Come si presenta la rosolia congenita

La sindrome della rosolia congenita non è una malattia dalle caratteristiche sempre uguali, essendo stato dimostrato che tre quarti dei bambini infetti sono del tutto privi di disturbi alla nascita e che solo successivamente presenteranno delle sintomi correlabili alla malattia contratta durante l’epoca fetale.

Più della metà dei bambini sintomatici presenta alla nascita riduzione dello sviluppo ed un ritardo di crescita anche successivamente; questi bambini spesso manifestano una serie di sintomi transitori come riduzione delle piastrine, stravasi ematici di sangue (petecchie e porpora), anemia emolitica (una forma di anemia con distruzione dei globuli rossi), epatite, ittero ed ingrossamento del fegato e della milza.

I sintomi non transitori più noti della rosolia congenita sono rappresentati da sordità, malformazioni dell’occhio, del cuore e del sistema nervoso centrale.
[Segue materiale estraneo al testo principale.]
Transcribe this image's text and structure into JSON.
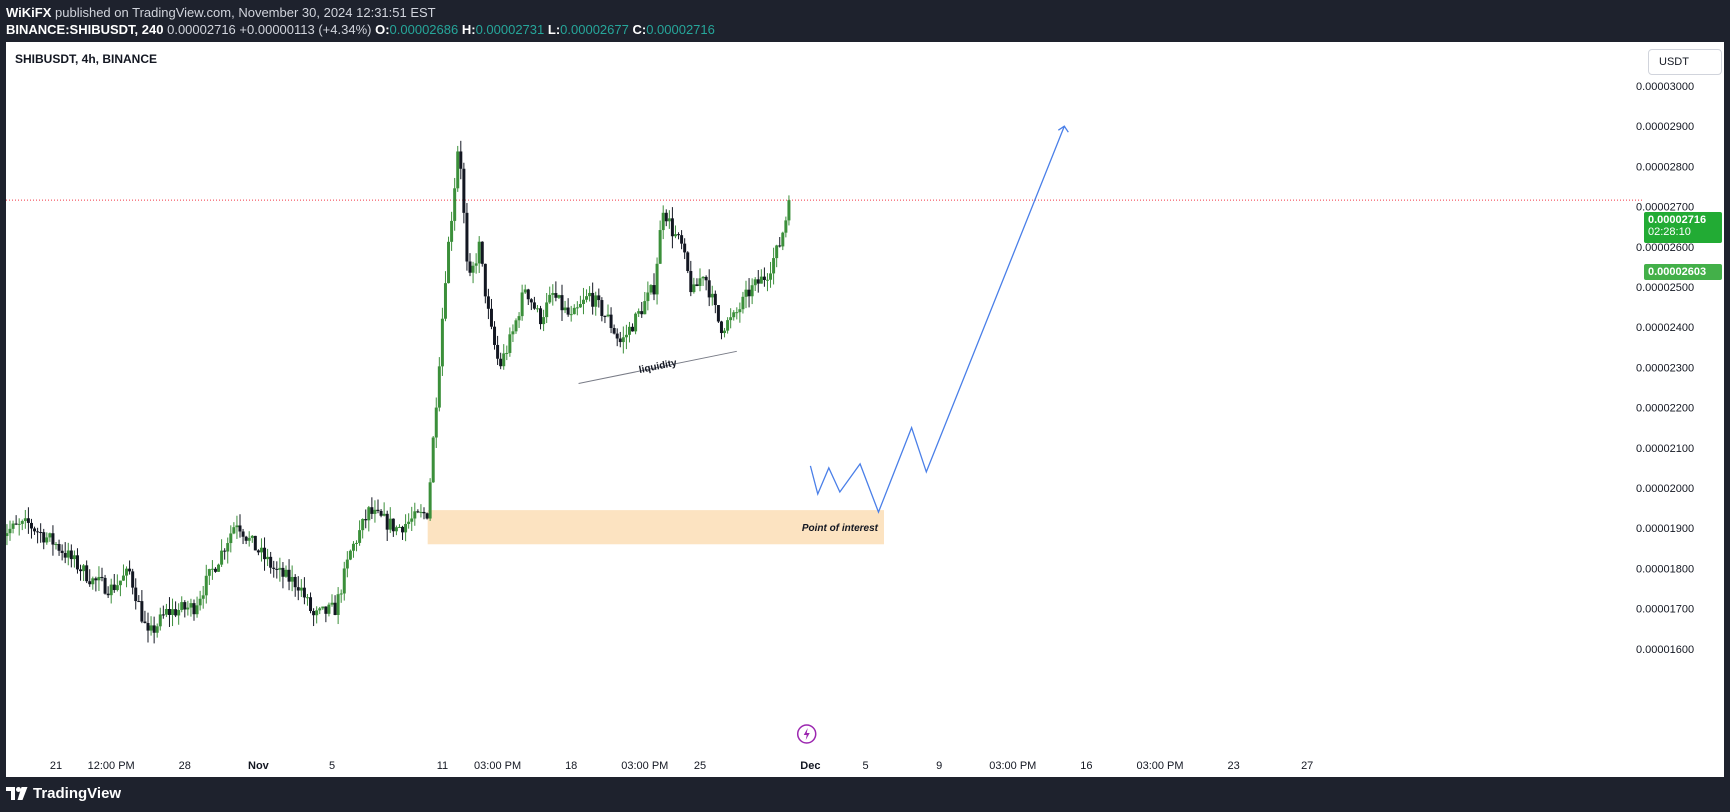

Tre quarti dei bambini presentano sordità che spesso è bilaterale e che può rappresentare anche l’unica conseguenza dell’infezione.


Diagnosi

La diagnosi si basa su indagini sierologiche del sangue dal momento che la sintomatologia clinica non permette di porre una diagnosi di certezza.
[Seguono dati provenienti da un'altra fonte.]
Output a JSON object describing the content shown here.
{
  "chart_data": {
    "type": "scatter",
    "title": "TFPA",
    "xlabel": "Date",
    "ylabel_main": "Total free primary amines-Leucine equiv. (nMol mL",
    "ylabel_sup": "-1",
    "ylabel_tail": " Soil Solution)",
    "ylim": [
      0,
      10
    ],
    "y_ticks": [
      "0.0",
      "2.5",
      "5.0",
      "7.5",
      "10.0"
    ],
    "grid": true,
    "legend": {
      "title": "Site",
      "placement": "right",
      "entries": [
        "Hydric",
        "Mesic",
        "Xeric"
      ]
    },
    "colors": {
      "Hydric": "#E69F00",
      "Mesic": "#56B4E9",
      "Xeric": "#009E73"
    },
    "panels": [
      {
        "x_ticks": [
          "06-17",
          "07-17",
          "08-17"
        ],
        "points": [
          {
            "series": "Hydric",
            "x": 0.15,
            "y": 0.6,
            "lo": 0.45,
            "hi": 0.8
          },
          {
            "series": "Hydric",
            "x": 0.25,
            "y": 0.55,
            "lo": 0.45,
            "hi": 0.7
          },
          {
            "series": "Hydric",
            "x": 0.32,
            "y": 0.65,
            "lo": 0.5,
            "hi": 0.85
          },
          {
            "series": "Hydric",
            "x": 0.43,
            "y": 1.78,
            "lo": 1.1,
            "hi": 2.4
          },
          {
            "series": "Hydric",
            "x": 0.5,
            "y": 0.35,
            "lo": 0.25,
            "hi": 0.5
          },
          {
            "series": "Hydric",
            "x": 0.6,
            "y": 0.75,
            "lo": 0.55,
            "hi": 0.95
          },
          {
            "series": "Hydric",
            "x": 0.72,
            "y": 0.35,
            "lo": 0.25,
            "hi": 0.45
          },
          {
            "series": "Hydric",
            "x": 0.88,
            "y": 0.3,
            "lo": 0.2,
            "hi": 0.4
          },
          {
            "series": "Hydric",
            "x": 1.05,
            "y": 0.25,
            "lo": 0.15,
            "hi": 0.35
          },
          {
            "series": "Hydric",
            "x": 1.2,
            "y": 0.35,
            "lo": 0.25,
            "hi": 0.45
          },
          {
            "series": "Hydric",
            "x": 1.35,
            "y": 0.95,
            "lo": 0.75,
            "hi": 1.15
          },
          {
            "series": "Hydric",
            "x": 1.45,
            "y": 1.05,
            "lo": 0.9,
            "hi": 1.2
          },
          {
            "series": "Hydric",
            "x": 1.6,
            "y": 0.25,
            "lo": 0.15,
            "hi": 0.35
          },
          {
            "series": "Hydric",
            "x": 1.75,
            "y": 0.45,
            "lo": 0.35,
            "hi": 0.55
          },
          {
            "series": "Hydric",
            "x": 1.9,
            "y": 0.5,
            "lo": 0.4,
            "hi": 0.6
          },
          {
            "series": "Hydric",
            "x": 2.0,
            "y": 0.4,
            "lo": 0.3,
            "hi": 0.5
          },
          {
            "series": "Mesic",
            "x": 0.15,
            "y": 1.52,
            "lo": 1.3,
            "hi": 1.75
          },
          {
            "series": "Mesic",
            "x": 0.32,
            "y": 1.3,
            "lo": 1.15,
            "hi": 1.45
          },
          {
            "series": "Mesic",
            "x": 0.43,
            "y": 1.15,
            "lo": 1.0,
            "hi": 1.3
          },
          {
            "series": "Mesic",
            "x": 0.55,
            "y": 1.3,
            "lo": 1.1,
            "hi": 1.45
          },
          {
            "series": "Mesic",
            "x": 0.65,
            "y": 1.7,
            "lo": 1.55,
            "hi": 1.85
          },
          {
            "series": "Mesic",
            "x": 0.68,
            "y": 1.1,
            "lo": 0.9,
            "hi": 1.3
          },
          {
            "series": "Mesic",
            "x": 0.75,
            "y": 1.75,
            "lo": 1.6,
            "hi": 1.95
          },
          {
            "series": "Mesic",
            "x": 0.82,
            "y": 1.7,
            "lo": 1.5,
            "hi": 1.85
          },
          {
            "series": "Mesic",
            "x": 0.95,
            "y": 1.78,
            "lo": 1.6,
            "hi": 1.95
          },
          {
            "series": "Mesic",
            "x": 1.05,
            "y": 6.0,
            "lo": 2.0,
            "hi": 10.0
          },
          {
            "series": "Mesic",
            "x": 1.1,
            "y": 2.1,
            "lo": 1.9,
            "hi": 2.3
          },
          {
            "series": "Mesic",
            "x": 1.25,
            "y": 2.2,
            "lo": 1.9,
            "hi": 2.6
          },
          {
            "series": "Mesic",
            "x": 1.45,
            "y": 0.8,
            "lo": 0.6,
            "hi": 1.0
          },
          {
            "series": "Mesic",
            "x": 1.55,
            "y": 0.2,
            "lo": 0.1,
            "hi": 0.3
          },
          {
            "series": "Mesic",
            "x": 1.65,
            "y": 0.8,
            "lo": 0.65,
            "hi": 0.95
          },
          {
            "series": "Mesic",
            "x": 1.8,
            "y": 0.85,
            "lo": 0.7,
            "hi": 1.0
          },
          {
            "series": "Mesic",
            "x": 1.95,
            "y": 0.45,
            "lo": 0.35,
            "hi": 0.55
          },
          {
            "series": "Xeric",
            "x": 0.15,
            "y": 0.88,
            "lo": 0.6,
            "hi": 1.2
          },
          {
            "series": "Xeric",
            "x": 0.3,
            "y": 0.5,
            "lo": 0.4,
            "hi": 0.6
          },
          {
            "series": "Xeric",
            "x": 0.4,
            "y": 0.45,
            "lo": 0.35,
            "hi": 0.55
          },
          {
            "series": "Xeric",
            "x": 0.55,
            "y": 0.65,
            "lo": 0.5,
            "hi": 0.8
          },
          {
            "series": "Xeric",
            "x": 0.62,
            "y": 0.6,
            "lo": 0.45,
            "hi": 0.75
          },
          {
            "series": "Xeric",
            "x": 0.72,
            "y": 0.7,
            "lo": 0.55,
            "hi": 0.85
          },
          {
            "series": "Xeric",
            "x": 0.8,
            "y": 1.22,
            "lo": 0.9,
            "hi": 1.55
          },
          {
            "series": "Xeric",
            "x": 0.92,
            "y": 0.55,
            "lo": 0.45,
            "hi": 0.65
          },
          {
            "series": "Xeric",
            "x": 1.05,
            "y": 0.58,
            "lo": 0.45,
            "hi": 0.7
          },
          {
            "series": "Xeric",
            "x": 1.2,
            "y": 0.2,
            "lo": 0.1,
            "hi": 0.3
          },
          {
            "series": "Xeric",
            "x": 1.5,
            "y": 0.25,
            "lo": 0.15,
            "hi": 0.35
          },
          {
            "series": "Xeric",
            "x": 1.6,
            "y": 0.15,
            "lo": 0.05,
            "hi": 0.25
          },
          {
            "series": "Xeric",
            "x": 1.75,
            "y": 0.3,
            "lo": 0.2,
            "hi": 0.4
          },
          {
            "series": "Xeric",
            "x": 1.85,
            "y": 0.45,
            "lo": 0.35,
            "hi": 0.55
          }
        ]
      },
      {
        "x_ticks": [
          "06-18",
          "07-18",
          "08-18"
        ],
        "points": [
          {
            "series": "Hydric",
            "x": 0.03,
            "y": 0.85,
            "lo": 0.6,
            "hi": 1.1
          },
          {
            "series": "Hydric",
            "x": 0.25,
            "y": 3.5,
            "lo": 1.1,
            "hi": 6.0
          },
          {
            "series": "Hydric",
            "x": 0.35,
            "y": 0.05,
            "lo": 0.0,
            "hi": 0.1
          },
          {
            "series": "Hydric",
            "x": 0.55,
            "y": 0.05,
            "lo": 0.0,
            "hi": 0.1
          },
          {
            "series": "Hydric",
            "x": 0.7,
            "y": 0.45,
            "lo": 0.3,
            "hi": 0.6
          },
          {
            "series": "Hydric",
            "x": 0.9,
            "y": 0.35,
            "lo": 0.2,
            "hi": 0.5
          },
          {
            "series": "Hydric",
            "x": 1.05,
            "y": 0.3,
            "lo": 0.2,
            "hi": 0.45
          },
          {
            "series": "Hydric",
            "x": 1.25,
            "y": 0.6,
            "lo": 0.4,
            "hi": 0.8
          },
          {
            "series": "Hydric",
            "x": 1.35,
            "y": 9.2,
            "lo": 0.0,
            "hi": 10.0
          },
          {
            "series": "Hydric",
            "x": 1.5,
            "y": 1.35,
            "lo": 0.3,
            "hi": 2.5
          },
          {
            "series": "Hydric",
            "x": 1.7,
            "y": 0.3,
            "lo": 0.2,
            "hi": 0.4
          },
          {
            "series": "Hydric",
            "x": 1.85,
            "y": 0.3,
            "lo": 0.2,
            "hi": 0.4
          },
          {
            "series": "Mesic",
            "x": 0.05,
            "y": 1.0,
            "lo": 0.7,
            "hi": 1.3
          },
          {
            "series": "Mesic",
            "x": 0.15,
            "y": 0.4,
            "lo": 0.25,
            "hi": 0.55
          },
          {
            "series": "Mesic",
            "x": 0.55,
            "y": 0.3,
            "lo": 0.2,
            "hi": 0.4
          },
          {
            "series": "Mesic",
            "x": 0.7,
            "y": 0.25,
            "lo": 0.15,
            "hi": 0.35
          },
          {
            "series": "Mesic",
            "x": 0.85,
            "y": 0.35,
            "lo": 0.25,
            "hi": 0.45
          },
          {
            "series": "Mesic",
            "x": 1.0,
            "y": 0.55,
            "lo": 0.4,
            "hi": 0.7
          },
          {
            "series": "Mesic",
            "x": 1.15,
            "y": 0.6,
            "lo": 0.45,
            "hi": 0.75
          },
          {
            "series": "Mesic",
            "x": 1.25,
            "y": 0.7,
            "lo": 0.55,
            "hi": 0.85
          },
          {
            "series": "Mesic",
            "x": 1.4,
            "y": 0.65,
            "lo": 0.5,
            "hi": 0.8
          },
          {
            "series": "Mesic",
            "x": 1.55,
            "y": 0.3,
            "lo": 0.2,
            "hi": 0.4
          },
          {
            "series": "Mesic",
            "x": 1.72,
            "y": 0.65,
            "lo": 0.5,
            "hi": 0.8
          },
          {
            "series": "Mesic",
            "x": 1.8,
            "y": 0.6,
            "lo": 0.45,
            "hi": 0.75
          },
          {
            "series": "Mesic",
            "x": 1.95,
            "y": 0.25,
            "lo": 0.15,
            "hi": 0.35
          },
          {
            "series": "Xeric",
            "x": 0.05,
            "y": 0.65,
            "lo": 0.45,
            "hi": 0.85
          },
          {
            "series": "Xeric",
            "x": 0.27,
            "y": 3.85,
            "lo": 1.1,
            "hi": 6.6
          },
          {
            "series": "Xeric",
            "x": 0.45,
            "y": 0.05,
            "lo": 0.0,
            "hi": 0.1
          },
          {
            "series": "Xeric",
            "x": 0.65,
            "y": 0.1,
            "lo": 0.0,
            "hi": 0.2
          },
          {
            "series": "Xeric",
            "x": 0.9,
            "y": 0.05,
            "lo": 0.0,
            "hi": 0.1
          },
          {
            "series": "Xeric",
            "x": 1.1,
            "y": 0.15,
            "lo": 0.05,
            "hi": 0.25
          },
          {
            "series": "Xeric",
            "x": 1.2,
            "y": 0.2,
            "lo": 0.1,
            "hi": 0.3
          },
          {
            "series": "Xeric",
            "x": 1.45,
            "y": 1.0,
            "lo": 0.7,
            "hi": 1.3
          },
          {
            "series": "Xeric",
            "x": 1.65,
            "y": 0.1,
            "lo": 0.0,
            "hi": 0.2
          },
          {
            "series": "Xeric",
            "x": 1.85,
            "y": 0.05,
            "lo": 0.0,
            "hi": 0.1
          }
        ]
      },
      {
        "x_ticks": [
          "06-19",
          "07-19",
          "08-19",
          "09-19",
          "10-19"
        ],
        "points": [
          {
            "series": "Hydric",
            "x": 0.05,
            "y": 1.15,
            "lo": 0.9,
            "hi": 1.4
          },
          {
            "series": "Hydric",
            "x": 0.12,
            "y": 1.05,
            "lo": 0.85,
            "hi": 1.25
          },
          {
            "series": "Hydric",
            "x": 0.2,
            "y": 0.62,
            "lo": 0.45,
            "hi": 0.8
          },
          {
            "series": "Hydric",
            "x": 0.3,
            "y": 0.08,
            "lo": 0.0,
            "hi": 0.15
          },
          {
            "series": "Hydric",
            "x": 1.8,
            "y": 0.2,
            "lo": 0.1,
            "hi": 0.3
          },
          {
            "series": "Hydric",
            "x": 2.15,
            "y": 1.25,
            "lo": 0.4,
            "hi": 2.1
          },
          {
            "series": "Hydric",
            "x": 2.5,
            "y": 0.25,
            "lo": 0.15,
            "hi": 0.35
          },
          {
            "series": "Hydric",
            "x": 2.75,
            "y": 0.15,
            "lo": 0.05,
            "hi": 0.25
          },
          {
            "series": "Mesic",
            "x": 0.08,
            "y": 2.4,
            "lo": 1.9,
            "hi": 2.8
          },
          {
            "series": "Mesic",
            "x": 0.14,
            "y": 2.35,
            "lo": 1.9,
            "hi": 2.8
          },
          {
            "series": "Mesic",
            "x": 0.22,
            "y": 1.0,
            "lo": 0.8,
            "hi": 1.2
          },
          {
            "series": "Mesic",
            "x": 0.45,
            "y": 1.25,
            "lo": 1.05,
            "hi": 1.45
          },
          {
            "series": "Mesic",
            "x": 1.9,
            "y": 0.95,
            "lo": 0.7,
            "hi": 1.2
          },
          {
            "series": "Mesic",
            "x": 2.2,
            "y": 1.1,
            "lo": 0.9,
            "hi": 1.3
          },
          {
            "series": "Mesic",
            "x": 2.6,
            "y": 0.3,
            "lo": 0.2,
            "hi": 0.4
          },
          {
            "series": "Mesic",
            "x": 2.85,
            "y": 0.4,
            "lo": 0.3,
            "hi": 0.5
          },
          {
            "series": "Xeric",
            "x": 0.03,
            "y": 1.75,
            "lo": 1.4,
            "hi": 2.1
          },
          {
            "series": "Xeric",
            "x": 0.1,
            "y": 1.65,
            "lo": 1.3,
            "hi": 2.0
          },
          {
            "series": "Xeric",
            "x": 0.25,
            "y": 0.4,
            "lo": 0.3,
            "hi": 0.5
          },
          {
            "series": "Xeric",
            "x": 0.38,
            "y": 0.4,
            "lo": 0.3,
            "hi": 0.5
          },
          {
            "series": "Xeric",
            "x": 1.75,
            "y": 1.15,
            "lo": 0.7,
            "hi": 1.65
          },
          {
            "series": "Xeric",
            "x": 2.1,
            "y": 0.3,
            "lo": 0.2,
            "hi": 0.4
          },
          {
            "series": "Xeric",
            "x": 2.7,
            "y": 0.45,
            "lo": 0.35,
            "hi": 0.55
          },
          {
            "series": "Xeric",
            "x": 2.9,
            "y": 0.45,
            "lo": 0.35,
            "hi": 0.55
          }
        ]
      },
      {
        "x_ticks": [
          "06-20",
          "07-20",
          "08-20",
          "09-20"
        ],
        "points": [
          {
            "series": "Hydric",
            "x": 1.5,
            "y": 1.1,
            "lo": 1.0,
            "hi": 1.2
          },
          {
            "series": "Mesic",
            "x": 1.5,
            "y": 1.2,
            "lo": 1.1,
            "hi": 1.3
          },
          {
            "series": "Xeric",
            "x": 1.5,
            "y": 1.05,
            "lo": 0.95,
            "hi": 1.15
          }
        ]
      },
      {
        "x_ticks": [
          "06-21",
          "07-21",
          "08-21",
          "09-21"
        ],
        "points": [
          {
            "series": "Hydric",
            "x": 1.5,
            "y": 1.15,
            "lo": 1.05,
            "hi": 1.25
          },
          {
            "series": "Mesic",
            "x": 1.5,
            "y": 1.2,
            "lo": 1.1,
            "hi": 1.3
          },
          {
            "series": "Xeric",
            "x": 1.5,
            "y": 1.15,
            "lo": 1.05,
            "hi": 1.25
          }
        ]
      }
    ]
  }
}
Il siero va esaminato in fase acuta ed in convalescenza: un aumento del titolo di 4 o più volte degli anticorpi più precoci (classe IgM) o la loro semplice presenza (sieroconversione) sono indicativi di infezione. Se invece ci troviamo anticorpi della classe IgG, quelli che vengono prodotti in caso di guarigione dall’infezione, il soggetto è immune o guarito dall’infezione.

La diagnosi in gravidanza risulta molto facilitata se si conosce lo stato immunitario della madre prima della gravidanza, ossia se è nota la presenza di anticorpi che testimonino un’infezione passata. Se questo dato non è disponibile, è comunque opportuno avere un dato all’inizio della gravidanza: per questo motivo fra i primi esami del sangue che vengono richiesti di routine quando la donna dichiara di essere incinta, vi è proprio la ricerca degli anticorpi della rosolia.
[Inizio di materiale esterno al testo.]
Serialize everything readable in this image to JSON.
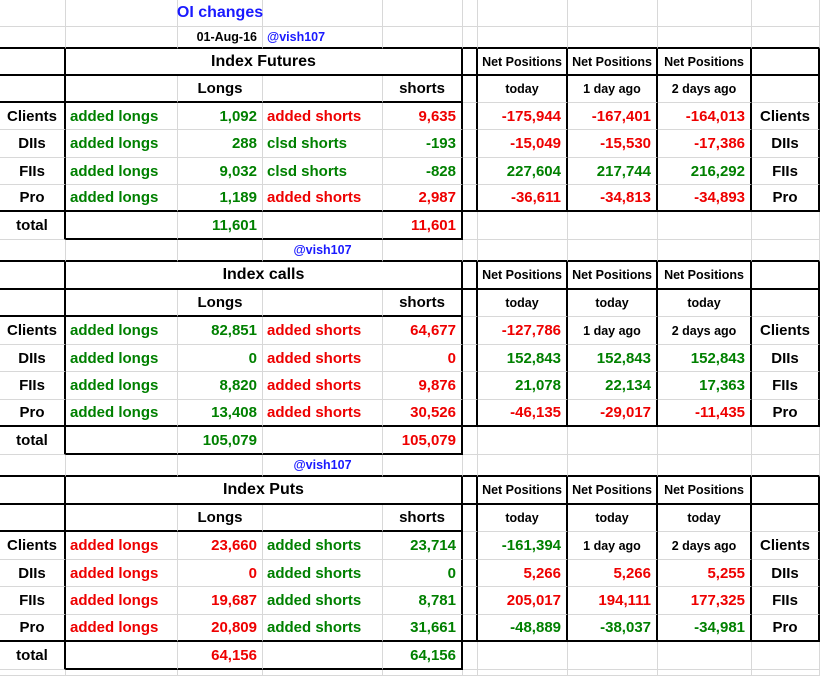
{
  "title": "OI changes",
  "date": "01-Aug-16",
  "handle": "@vish107",
  "net_header": "Net Positions",
  "colors": {
    "green": "#008000",
    "red": "#ee0000",
    "blue": "#1a1aff",
    "black": "#000000"
  },
  "sections": [
    {
      "title": "Index Futures",
      "longs_header": "Longs",
      "shorts_header": "shorts",
      "net_subheaders": [
        "today",
        "1 day ago",
        "2 days ago"
      ],
      "rows": [
        {
          "label": "Clients",
          "long_action": {
            "text": "added longs",
            "color": "green"
          },
          "long_value": {
            "text": "1,092",
            "color": "green"
          },
          "short_action": {
            "text": "added shorts",
            "color": "red"
          },
          "short_value": {
            "text": "9,635",
            "color": "red"
          },
          "net": [
            {
              "text": "-175,944",
              "color": "red"
            },
            {
              "text": "-167,401",
              "color": "red"
            },
            {
              "text": "-164,013",
              "color": "red"
            }
          ]
        },
        {
          "label": "DIIs",
          "long_action": {
            "text": "added longs",
            "color": "green"
          },
          "long_value": {
            "text": "288",
            "color": "green"
          },
          "short_action": {
            "text": "clsd shorts",
            "color": "green"
          },
          "short_value": {
            "text": "-193",
            "color": "green"
          },
          "net": [
            {
              "text": "-15,049",
              "color": "red"
            },
            {
              "text": "-15,530",
              "color": "red"
            },
            {
              "text": "-17,386",
              "color": "red"
            }
          ]
        },
        {
          "label": "FIIs",
          "long_action": {
            "text": "added longs",
            "color": "green"
          },
          "long_value": {
            "text": "9,032",
            "color": "green"
          },
          "short_action": {
            "text": "clsd shorts",
            "color": "green"
          },
          "short_value": {
            "text": "-828",
            "color": "green"
          },
          "net": [
            {
              "text": "227,604",
              "color": "green"
            },
            {
              "text": "217,744",
              "color": "green"
            },
            {
              "text": "216,292",
              "color": "green"
            }
          ]
        },
        {
          "label": "Pro",
          "long_action": {
            "text": "added longs",
            "color": "green"
          },
          "long_value": {
            "text": "1,189",
            "color": "green"
          },
          "short_action": {
            "text": "added shorts",
            "color": "red"
          },
          "short_value": {
            "text": "2,987",
            "color": "red"
          },
          "net": [
            {
              "text": "-36,611",
              "color": "red"
            },
            {
              "text": "-34,813",
              "color": "red"
            },
            {
              "text": "-34,893",
              "color": "red"
            }
          ]
        }
      ],
      "total_label": "total",
      "total_longs": {
        "text": "11,601",
        "color": "green"
      },
      "total_shorts": {
        "text": "11,601",
        "color": "red"
      }
    },
    {
      "title": "Index calls",
      "longs_header": "Longs",
      "shorts_header": "shorts",
      "net_subheaders": [
        "today",
        "today",
        "today"
      ],
      "rows": [
        {
          "label": "Clients",
          "long_action": {
            "text": "added longs",
            "color": "green"
          },
          "long_value": {
            "text": "82,851",
            "color": "green"
          },
          "short_action": {
            "text": "added shorts",
            "color": "red"
          },
          "short_value": {
            "text": "64,677",
            "color": "red"
          },
          "net": [
            {
              "text": "-127,786",
              "color": "red"
            },
            {
              "text": "1 day ago",
              "color": "black"
            },
            {
              "text": "2 days ago",
              "color": "black"
            }
          ]
        },
        {
          "label": "DIIs",
          "long_action": {
            "text": "added longs",
            "color": "green"
          },
          "long_value": {
            "text": "0",
            "color": "green"
          },
          "short_action": {
            "text": "added shorts",
            "color": "red"
          },
          "short_value": {
            "text": "0",
            "color": "red"
          },
          "net": [
            {
              "text": "152,843",
              "color": "green"
            },
            {
              "text": "152,843",
              "color": "green"
            },
            {
              "text": "152,843",
              "color": "green"
            }
          ]
        },
        {
          "label": "FIIs",
          "long_action": {
            "text": "added longs",
            "color": "green"
          },
          "long_value": {
            "text": "8,820",
            "color": "green"
          },
          "short_action": {
            "text": "added shorts",
            "color": "red"
          },
          "short_value": {
            "text": "9,876",
            "color": "red"
          },
          "net": [
            {
              "text": "21,078",
              "color": "green"
            },
            {
              "text": "22,134",
              "color": "green"
            },
            {
              "text": "17,363",
              "color": "green"
            }
          ]
        },
        {
          "label": "Pro",
          "long_action": {
            "text": "added longs",
            "color": "green"
          },
          "long_value": {
            "text": "13,408",
            "color": "green"
          },
          "short_action": {
            "text": "added shorts",
            "color": "red"
          },
          "short_value": {
            "text": "30,526",
            "color": "red"
          },
          "net": [
            {
              "text": "-46,135",
              "color": "red"
            },
            {
              "text": "-29,017",
              "color": "red"
            },
            {
              "text": "-11,435",
              "color": "red"
            }
          ]
        }
      ],
      "total_label": "total",
      "total_longs": {
        "text": "105,079",
        "color": "green"
      },
      "total_shorts": {
        "text": "105,079",
        "color": "red"
      }
    },
    {
      "title": "Index Puts",
      "longs_header": "Longs",
      "shorts_header": "shorts",
      "net_subheaders": [
        "today",
        "today",
        "today"
      ],
      "rows": [
        {
          "label": "Clients",
          "long_action": {
            "text": "added longs",
            "color": "red"
          },
          "long_value": {
            "text": "23,660",
            "color": "red"
          },
          "short_action": {
            "text": "added shorts",
            "color": "green"
          },
          "short_value": {
            "text": "23,714",
            "color": "green"
          },
          "net": [
            {
              "text": "-161,394",
              "color": "green"
            },
            {
              "text": "1 day ago",
              "color": "black"
            },
            {
              "text": "2 days ago",
              "color": "black"
            }
          ]
        },
        {
          "label": "DIIs",
          "long_action": {
            "text": "added longs",
            "color": "red"
          },
          "long_value": {
            "text": "0",
            "color": "red"
          },
          "short_action": {
            "text": "added shorts",
            "color": "green"
          },
          "short_value": {
            "text": "0",
            "color": "green"
          },
          "net": [
            {
              "text": "5,266",
              "color": "red"
            },
            {
              "text": "5,266",
              "color": "red"
            },
            {
              "text": "5,255",
              "color": "red"
            }
          ]
        },
        {
          "label": "FIIs",
          "long_action": {
            "text": "added longs",
            "color": "red"
          },
          "long_value": {
            "text": "19,687",
            "color": "red"
          },
          "short_action": {
            "text": "added shorts",
            "color": "green"
          },
          "short_value": {
            "text": "8,781",
            "color": "green"
          },
          "net": [
            {
              "text": "205,017",
              "color": "red"
            },
            {
              "text": "194,111",
              "color": "red"
            },
            {
              "text": "177,325",
              "color": "red"
            }
          ]
        },
        {
          "label": "Pro",
          "long_action": {
            "text": "added longs",
            "color": "red"
          },
          "long_value": {
            "text": "20,809",
            "color": "red"
          },
          "short_action": {
            "text": "added shorts",
            "color": "green"
          },
          "short_value": {
            "text": "31,661",
            "color": "green"
          },
          "net": [
            {
              "text": "-48,889",
              "color": "green"
            },
            {
              "text": "-38,037",
              "color": "green"
            },
            {
              "text": "-34,981",
              "color": "green"
            }
          ]
        }
      ],
      "total_label": "total",
      "total_longs": {
        "text": "64,156",
        "color": "red"
      },
      "total_shorts": {
        "text": "64,156",
        "color": "green"
      }
    }
  ]
}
In caso di comparsa dei sintomi della malattia, gli esami del sangue vanno eseguiti il più presto possibile.

La diagnosi di infezione fetale si basa sulla ricerca di anticorpi specifici precoci (IgM specifiche) o di proteine virali (antigeni virali) nel liquido amniotico, nel sangue di cordone ombelicale o nel prelievo da villi coriali.

Nel neonato la diagnosi di rosolia congenita va determinata mediante indagini sierologiche effettuate il più precocemente possibile dopo la nascita. La presenza di IgM rappresenta un indice affidabile di infezione, anche se non è certo al cento per cento.

Terapia e prevenzione.

Non esiste alcuna terapia specifica dell’infezione in atto, né alcuna possibilità di prevenire la trasmissione del virus dalla madre al figlio in caso di infezione in gravidanza.

Tutti i neonati con sindrome da rosolia congenita sintomatica o asintomatica alla nascita vanno comunque seguiti nel tempo, con controlli cardiologici, dell’apparato uditivo e visico e neuropsichiatrici, in modo che i singoli sintomi possano venire adeguatamente trattati. [S.S.]